Annotate API-exposed Items from pandas.core.api
WillAyd opened this issue · comments
We currently expose all of the following items from pandas.core.api via the API:
from pandas.core.api import (
# dtype
Int8Dtype, Int16Dtype, Int32Dtype, Int64Dtype, UInt8Dtype,
UInt16Dtype, UInt32Dtype, UInt64Dtype, CategoricalDtype,
PeriodDtype, IntervalDtype, DatetimeTZDtype,
# missing
isna, isnull, notna, notnull,
# indexes
Index, CategoricalIndex, Int64Index, UInt64Index, RangeIndex,
Float64Index, MultiIndex, IntervalIndex, TimedeltaIndex,
DatetimeIndex, PeriodIndex, IndexSlice,
# tseries
NaT, Period, period_range, Timedelta, timedelta_range,
Timestamp, date_range, bdate_range, Interval, interval_range,
DateOffset,
# conversion
to_numeric, to_datetime, to_timedelta,
# misc
np, Grouper, factorize, unique, value_counts, NamedAgg,
array, Categorical, set_eng_float_format, Series, DataFrame,
Panel)
A pseudo-prioritized list of annotations I think we need out of this would be the below. Open to suggestions on how to prioritize and obviously community PRs are very welcome!
- DataFrame
- Series
- Index
- MultiIndex
- Categorical
- CategoricalIndex
- Datetimelike indices
- Numeric indices
...
These don't necessarily need to be completed in order. Will continue to expand checklist as we tackle more items so if you see something you'd like to tackle feel free to call it out
@WillAyd I am not sure what exactly needs to be done. Do we need to annotate every attribute/method of class DataFrame, Index, etc.? Can you provide some example(mypy docs or SO link maybe)
Yes that's correct - would want to add annotations to the methods for these objects (and attributes where inference may not work)
I'm unpinning this to make room for #31879. Will re-pin tomorrow.

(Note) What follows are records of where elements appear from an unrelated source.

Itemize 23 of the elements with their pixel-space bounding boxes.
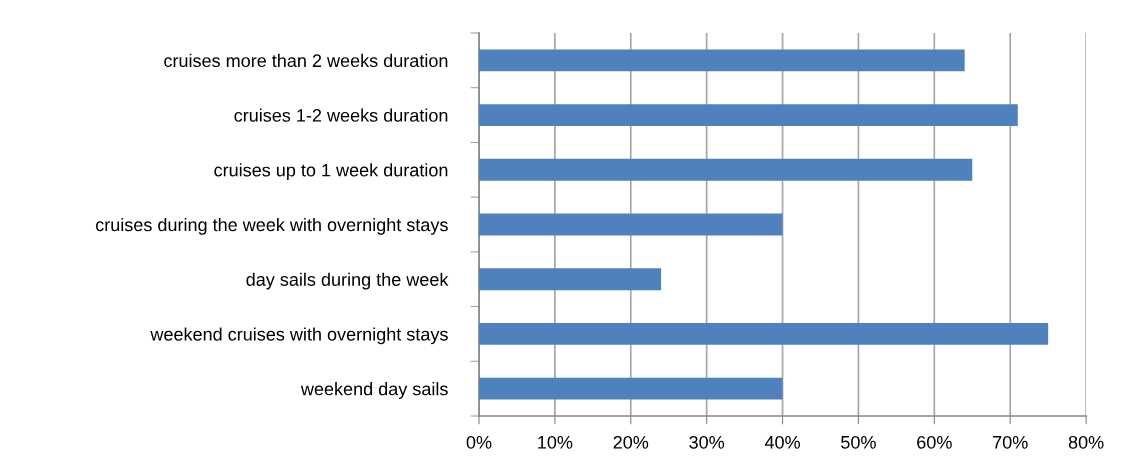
bar — [478, 322, 1049, 345]
bar — [478, 158, 973, 181]
y-tick-label: weekend day sails — [300, 382, 448, 399]
y-tick-label: cruises up to 1 week duration — [214, 163, 448, 181]
y-tick-label: cruises more than 2 weeks duration — [164, 53, 448, 68]
x-tick-label: 20% — [613, 435, 649, 449]
x-tick-label: 0% — [466, 435, 492, 449]
x-tick-label: 70% — [993, 435, 1028, 449]
x-tick-label: 30% — [689, 435, 725, 449]
x-tick-label: 40% — [764, 435, 800, 449]
bar — [478, 213, 783, 236]
x-tick-label: 60% — [917, 435, 952, 449]
y-tick-label: cruises 1-2 weeks duration — [234, 108, 448, 122]
bar — [478, 49, 965, 72]
bar — [478, 104, 1018, 127]
y-tick-label: cruises during the week with overnight stays — [95, 217, 448, 235]
y-tick-label: day sails during the week — [246, 272, 449, 290]
bar — [478, 268, 662, 291]
x-tick-label: 50% — [841, 435, 876, 449]
x-tick-label: 10% — [538, 435, 573, 449]
bar — [478, 377, 783, 400]
x-tick-label: 80% — [1068, 435, 1104, 449]
y-tick-label: weekend cruises with overnight stays — [150, 327, 448, 345]
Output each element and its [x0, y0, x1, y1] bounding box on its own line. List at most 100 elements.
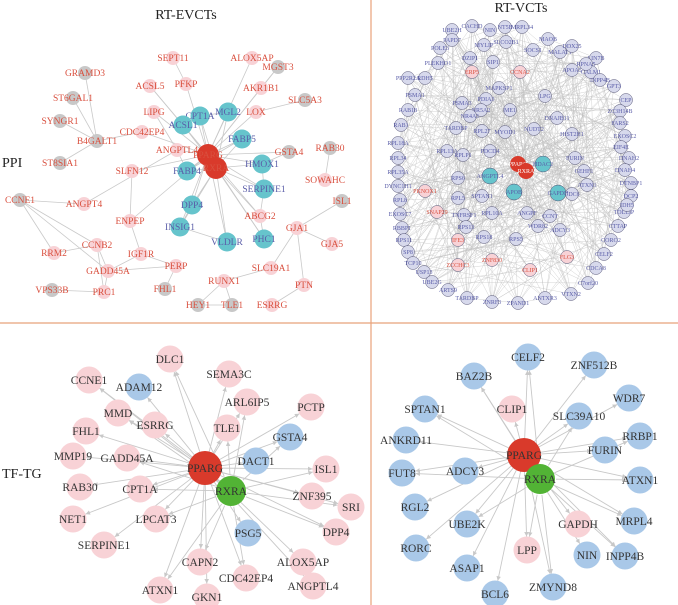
node-label: RORC	[400, 543, 432, 555]
node-label: NT5E	[498, 25, 513, 31]
evct-node-angptl4: ANGPTL4	[156, 143, 198, 157]
vct-node-malat1-6: MALAT1	[548, 45, 572, 59]
node-label: CDCA8	[586, 266, 606, 272]
tf_right-edge	[555, 477, 627, 483]
tf_left-target-mmp19: MMP19	[54, 442, 92, 470]
node-circle	[193, 583, 221, 605]
vct-edge	[571, 69, 612, 241]
tf_right-target-clip1: CLIP1	[497, 395, 528, 423]
node-circle	[483, 23, 497, 37]
tf_right-edge	[437, 414, 510, 449]
ppi-row-label: PPI	[2, 156, 23, 171]
node-circle	[205, 157, 227, 179]
evct-node-gsta4: GSTA4	[275, 145, 304, 159]
node-circle	[483, 144, 497, 158]
node-label: SLCO2B1	[493, 40, 518, 46]
node-label: INPP4B	[590, 78, 610, 84]
evct-node-ccne1: CCNE1	[5, 193, 35, 207]
node-circle	[611, 542, 639, 570]
node-label: RPNA5	[576, 62, 595, 68]
vct-edge	[489, 29, 546, 97]
node-label: ALOX5AP	[230, 54, 273, 64]
node-label: C7orf20	[578, 280, 598, 287]
node-circle	[177, 161, 197, 181]
node-circle	[312, 455, 340, 483]
node-label: RDH5	[417, 76, 433, 82]
node-label: LPCAT3	[136, 514, 177, 526]
vct-edge	[424, 77, 487, 100]
evct-edge	[19, 199, 98, 246]
node-label: B4GALT1	[77, 137, 118, 147]
tf_right-edge	[541, 494, 554, 574]
node-circle	[440, 144, 454, 158]
evct-edge	[296, 200, 343, 229]
evct-node-acsl5: ACSL5	[135, 79, 165, 93]
node-label: SLC39A10	[553, 411, 606, 423]
hub-label: PPARG	[509, 162, 528, 168]
vct-node-pknox1-55: PKNOX1	[413, 184, 437, 198]
evct-node-pfkp: PFKP	[175, 77, 197, 91]
node-circle	[53, 114, 67, 128]
tf_right-edge	[496, 470, 522, 581]
vct-node-lin7b-103: LIN7B	[588, 51, 605, 65]
vct-node-wdr82-72: WDR82	[528, 219, 548, 233]
vct-node-sptan1-61: SPTAN1	[471, 189, 493, 203]
node-circle	[166, 51, 180, 65]
vct-edge	[571, 122, 621, 135]
evct-node-hmox1: HMOX1	[245, 154, 279, 174]
node-circle	[431, 56, 445, 70]
node-label: MALAT1	[548, 50, 572, 56]
node-label: HDAC2	[533, 162, 553, 168]
vct-edge	[462, 154, 572, 295]
node-circle	[511, 296, 525, 310]
node-label: ACSL1	[168, 121, 197, 131]
vct-edge	[397, 157, 401, 201]
node-circle	[47, 246, 61, 260]
vct-node-rps13-69: RPS13	[458, 220, 474, 234]
evct-node-prc1: PRC1	[93, 285, 116, 299]
node-circle	[173, 115, 193, 135]
node-label: DYNC1H1	[384, 184, 411, 190]
node-circle	[170, 143, 184, 157]
node-label: CPT1A	[185, 112, 214, 122]
vct-edge	[544, 95, 626, 137]
vct-edge	[465, 226, 468, 299]
node-label: PAPD7	[443, 38, 461, 44]
vct-hub-edge	[517, 163, 572, 295]
node-label: PRC1	[93, 288, 116, 298]
node-label: RPS6	[451, 176, 465, 182]
node-label: ZC3H14B	[607, 109, 632, 115]
vct-edge	[424, 29, 453, 192]
vct-edge	[469, 57, 539, 227]
tf_right-target-ube2k: UBE2K	[448, 510, 486, 538]
node-circle	[465, 19, 479, 33]
node-circle	[66, 91, 80, 105]
node-label: GJA1	[286, 224, 308, 234]
tf_left-target-pctp: PCTP	[297, 393, 325, 421]
node-circle	[531, 219, 545, 233]
vct-node-dnah2-97: DNAH2	[619, 151, 639, 165]
node-label: CDC42EP4	[120, 128, 165, 138]
evct-node-insig1: INSIG1	[165, 217, 195, 237]
vct-node-mrpl34-4: MRPL34	[511, 20, 533, 34]
evct-node-slc5a3: SLC5A3	[288, 93, 322, 107]
node-circle	[453, 554, 481, 582]
tf_left-edge	[173, 371, 201, 453]
vct-node-adcy3-73: ADCY3	[550, 223, 570, 237]
vct-node-maob-5: MAOB	[539, 32, 557, 46]
node-label: RAB30	[62, 482, 97, 494]
node-label: RAB18	[399, 108, 417, 114]
node-circle	[297, 393, 325, 421]
evct-node-gadd45a: GADD45A	[86, 264, 130, 278]
node-circle	[553, 45, 567, 59]
node-label: ATXN1	[622, 475, 659, 487]
node-label: RAB1	[393, 123, 408, 129]
node-label: CCNB2	[82, 241, 113, 251]
node-circle	[481, 167, 499, 185]
node-circle	[90, 238, 104, 252]
node-label: PDCD4	[480, 149, 499, 155]
vct-node-tardbp-44: TARDBP	[444, 121, 468, 135]
node-label: LOX	[246, 108, 266, 118]
node-label: LIN7B	[588, 56, 605, 62]
node-circle	[402, 534, 430, 562]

@WillAyd I am not quite sure that I understand the meaning of this issue.
Is it about creating something like this?
class MyDataFrame(pandas.DataFrame):
col_foo: datetime.datetime
def func(df: MyDataFrame):
df['col_foo'].dt
func(MyDataFrame()) # mypy passes
func(pd.Dataframe(columns=['col_foo'] , dtype=np.datetime64)) # mypy passes?
func(pd.Dataframe(columns=['col_foo'])) # mypy raises error?
I was looking for something that imitates the dataclass
\ NamedTuple
usage api
We can close this issue; I haven't tracked it in quite some time
@WillAyd which issue tracks development of something similar to the type annotations I have mentioned above?
Sounds good. Feel free to submit PRs to improve annotations - they are always welcome
I think this has served its purpose. Closing.